The class continued along that thread, and then later that afternoon, my sexuality and society class went right along the same vein. Both classes had someone ask what non-binary is (I explained it in the first class, but was shut down by the afternoon). And the explanations given in the afternoon class were horrible as well. The professor spoke about the difference between the transgender umbrella and the term transsexual, but focused the discussion of transsexual entirely on the surgeries. Literally, he broke it into “male-to-female” and “female-to-male” and then listed off various medical procedures under each category. The MTF one went something like “you can get a nose job, a trachea shave, breast augmentation, and even a penile inversion.” However, he did not include genderqueer, crossdressing, or any others under the category of transgender. He even went so far as to refer to genderqueer individuals as “gender-benders,” after giving a horrible explanation of third gender cultures.
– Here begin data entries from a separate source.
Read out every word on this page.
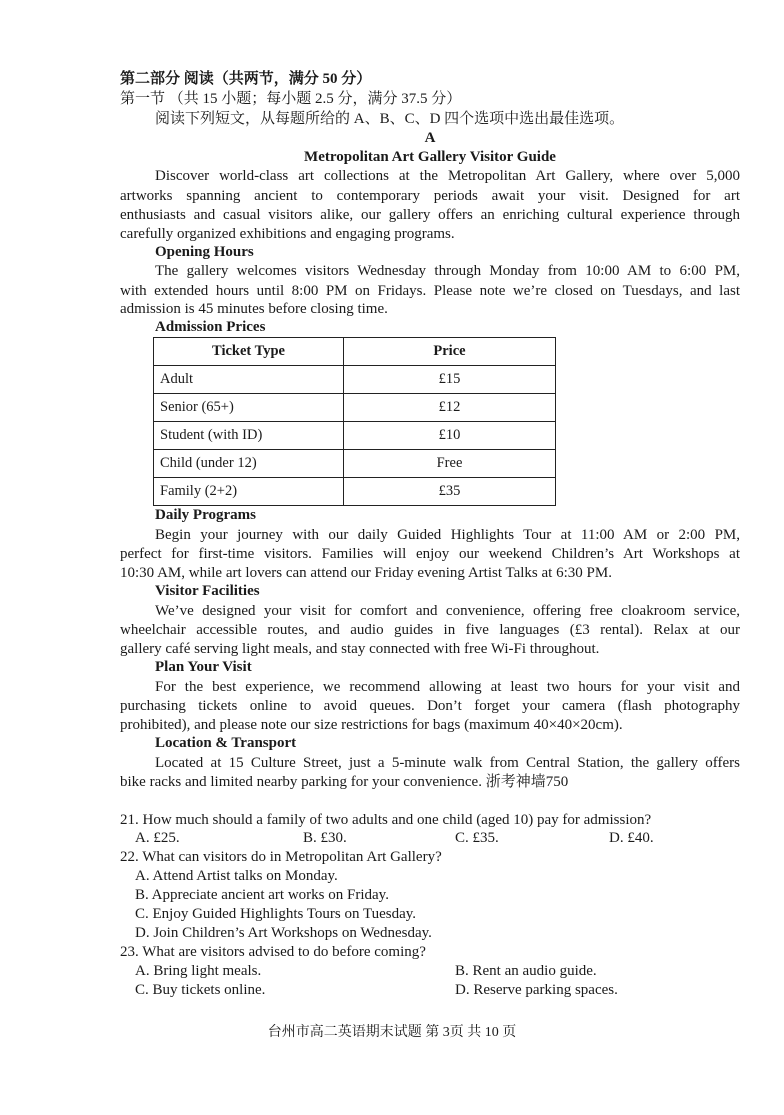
第二部分 阅读（共两节，满分 50 分）
第一节 （共 15 小题；每小题 2.5 分，满分 37.5 分）
阅读下列短文，从每题所给的 A、B、C、D 四个选项中选出最佳选项。
A
Metropolitan Art Gallery Visitor Guide
Discover world-class art collections at the Metropolitan Art Gallery, where over 5,000
artworks spanning ancient to contemporary periods await your visit. Designed for art
enthusiasts and casual visitors alike, our gallery offers an enriching cultural experience through
carefully organized exhibitions and engaging programs.
Opening Hours
The gallery welcomes visitors Wednesday through Monday from 10:00 AM to 6:00 PM,
with extended hours until 8:00 PM on Fridays. Please note we’re closed on Tuesdays, and last
admission is 45 minutes before closing time.
Admission Prices
Ticket Type	Price
Adult	£15
Senior (65+)	£12
Student (with ID)	£10
Child (under 12)	Free
Family (2+2)	£35
Daily Programs
Begin your journey with our daily Guided Highlights Tour at 11:00 AM or 2:00 PM,
perfect for first-time visitors. Families will enjoy our weekend Children’s Art Workshops at
10:30 AM, while art lovers can attend our Friday evening Artist Talks at 6:30 PM.
Visitor Facilities
We’ve designed your visit for comfort and convenience, offering free cloakroom service,
wheelchair accessible routes, and audio guides in five languages (£3 rental). Relax at our
gallery café serving light meals, and stay connected with free Wi-Fi throughout.
Plan Your Visit
For the best experience, we recommend allowing at least two hours for your visit and
purchasing tickets online to avoid queues. Don’t forget your camera (flash photography
prohibited), and please note our size restrictions for bags (maximum 40×40×20cm).
Location & Transport
Located at 15 Culture Street, just a 5-minute walk from Central Station, the gallery offers
bike racks and limited nearby parking for your convenience. 浙考神墙750
21. How much should a family of two adults and one child (aged 10) pay for admission?
A. £25.	B. £30.	C. £35.	D. £40.
22. What can visitors do in Metropolitan Art Gallery?
A. Attend Artist talks on Monday.
B. Appreciate ancient art works on Friday.
C. Enjoy Guided Highlights Tours on Tuesday.
D. Join Children’s Art Workshops on Wednesday.
23. What are visitors advised to do before coming?
A. Bring light meals.	B. Rent an audio guide.
C. Buy tickets online.	D. Reserve parking spaces.
台州市高二英语期末试题 第 3页 共 10 页
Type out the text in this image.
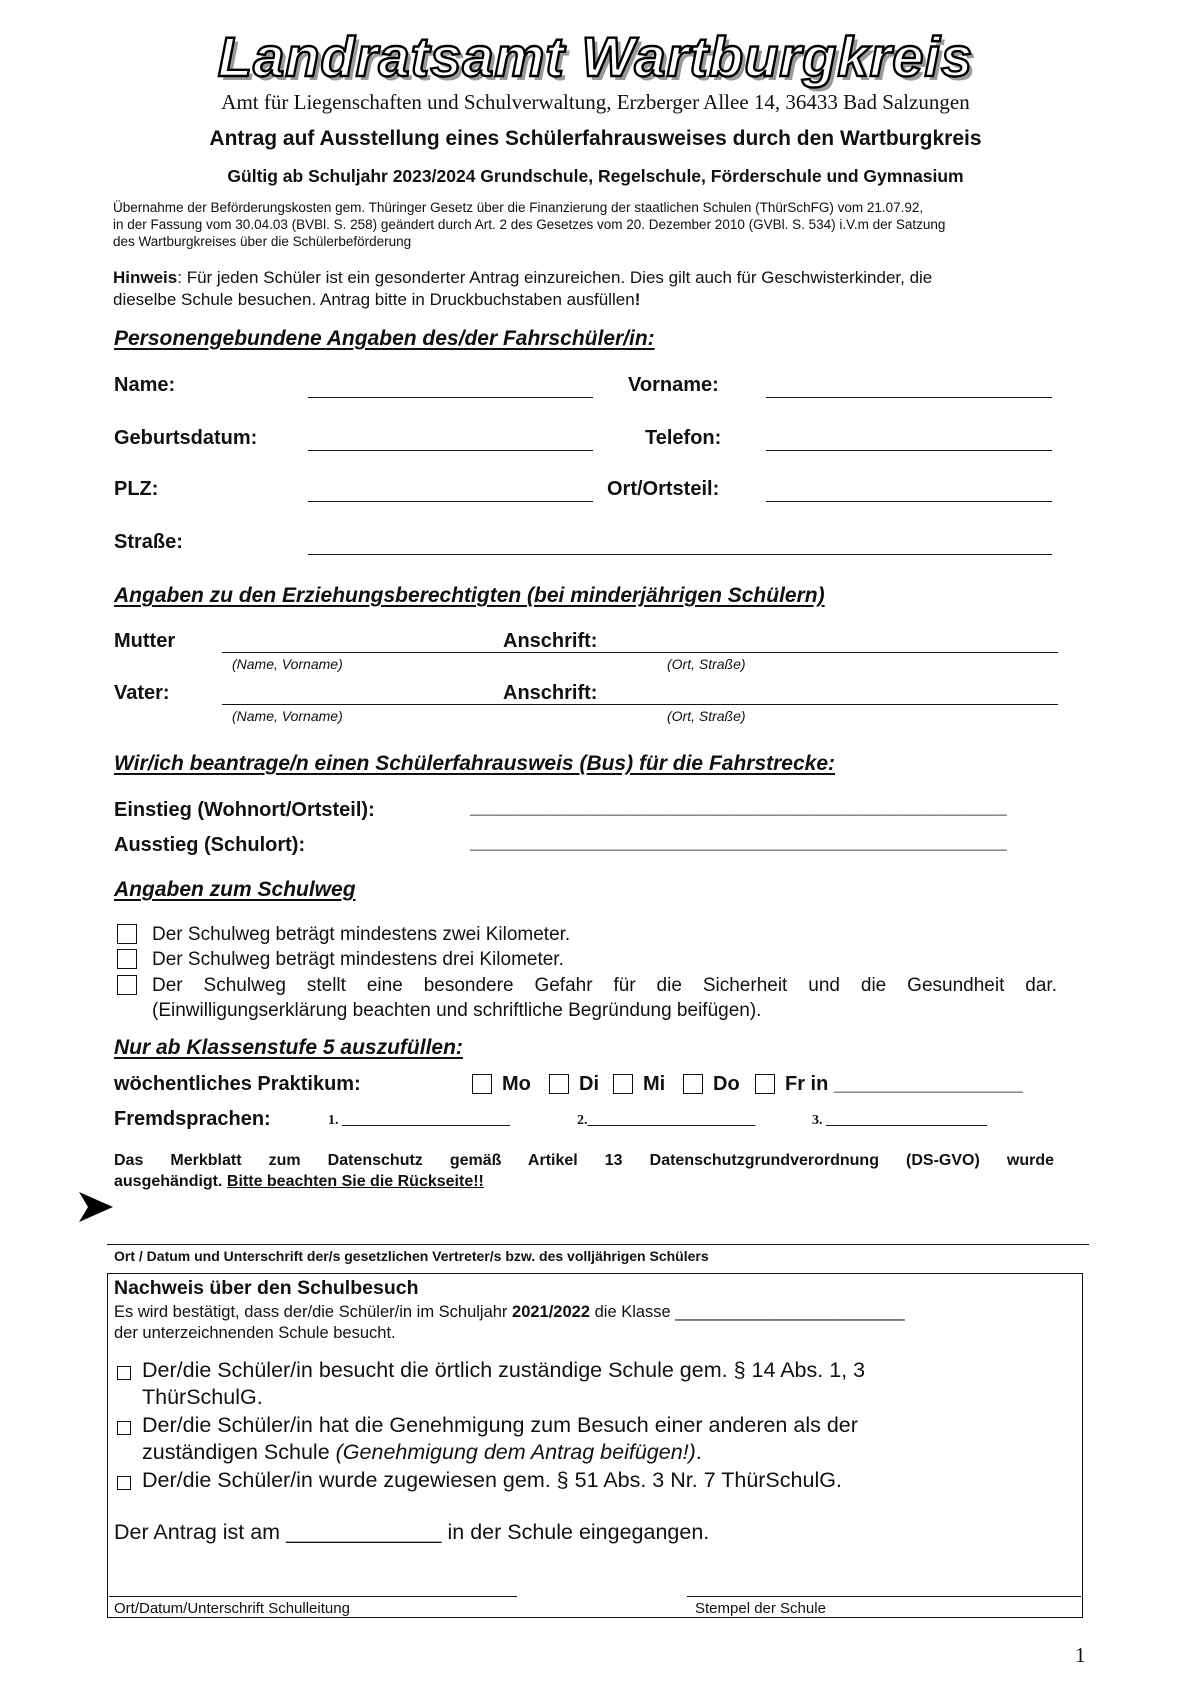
Landratsamt Wartburgkreis
Amt für Liegenschaften und Schulverwaltung, Erzberger Allee 14, 36433 Bad Salzungen
Antrag auf Ausstellung eines Schülerfahrausweises durch den Wartburgkreis
Gültig ab Schuljahr 2023/2024 Grundschule, Regelschule, Förderschule und Gymnasium
Übernahme der Beförderungskosten gem. Thüringer Gesetz über die Finanzierung der staatlichen Schulen (ThürSchFG) vom 21.07.92,
in der Fassung vom 30.04.03 (BVBl. S. 258) geändert durch Art. 2 des Gesetzes vom 20. Dezember 2010 (GVBl. S. 534) i.V.m der Satzung
des Wartburgkreises über die Schülerbeförderung
Hinweis: Für jeden Schüler ist ein gesonderter Antrag einzureichen. Dies gilt auch für Geschwisterkinder, die
dieselbe Schule besuchen. Antrag bitte in Druckbuchstaben ausfüllen!
Personengebundene Angaben des/der Fahrschüler/in:
Name:	Vorname:
Geburtsdatum:	Telefon:
PLZ:	Ort/Ortsteil:
Straße:
Angaben zu den Erziehungsberechtigten (bei minderjährigen Schülern)
Mutter	Anschrift:
(Name, Vorname)	(Ort, Straße)
Vater:	Anschrift:
(Name, Vorname)	(Ort, Straße)
Wir/ich beantrage/n einen Schülerfahrausweis (Bus) für die Fahrstrecke:
Einstieg (Wohnort/Ortsteil):	_______________________________________________
Ausstieg (Schulort):	_______________________________________________
Angaben zum Schulweg
Der Schulweg beträgt mindestens zwei Kilometer.
Der Schulweg beträgt mindestens drei Kilometer.
Der Schulweg stellt eine besondere Gefahr für die Sicherheit und die Gesundheit dar.
(Einwilligungserklärung beachten und schriftliche Begründung beifügen).
Nur ab Klassenstufe 5 auszufüllen:
wöchentliches Praktikum:	Mo Di Mi Do Fr in _________________
Fremdsprachen:	1. ________________________	2.________________________	3. _______________________
Das Merkblatt zum Datenschutz gemäß Artikel 13 Datenschutzgrundverordnung (DS-GVO) wurde
ausgehändigt. Bitte beachten Sie die Rückseite!!
Ort / Datum und Unterschrift der/s gesetzlichen Vertreter/s bzw. des volljährigen Schülers
Nachweis über den Schulbesuch
Es wird bestätigt, dass der/die Schüler/in im Schuljahr 2021/2022 die Klasse _________________________
der unterzeichnenden Schule besucht.
Der/die Schüler/in besucht die örtlich zuständige Schule gem. § 14 Abs. 1, 3
ThürSchulG.
Der/die Schüler/in hat die Genehmigung zum Besuch einer anderen als der
zuständigen Schule (Genehmigung dem Antrag beifügen!).
Der/die Schüler/in wurde zugewiesen gem. § 51 Abs. 3 Nr. 7 ThürSchulG.
Der Antrag ist am _____________ in der Schule eingegangen.
Ort/Datum/Unterschrift Schulleitung	Stempel der Schule
1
So why am I telling you about my day? Because, the very fact that these horrible campaigns of misinformation are still occurring in a place of learning, specifically in lessons dedicated to shedding light on these kinds of issues, shows that we are far from successful in achieving our equality. Many gay rights activists are cheering over the victory for marriage in the Supreme Court, and have been up in arms over the Kentucky court clerk Kim Davis who was refusing to grant marriages. Meanwhile, trans people are being murdered at an increased rate, we can’t get healthcare or jobs in a lot of places, and we’ve still got people fighting against our very right to pee in peace. Simply put, the fight is far from over, and we should be careful not to let ourselves get complacent due to the victories of others, or the apparent victories of our own movement. There is no true victory in the everlasting fight for justice, just individual battles won or lost.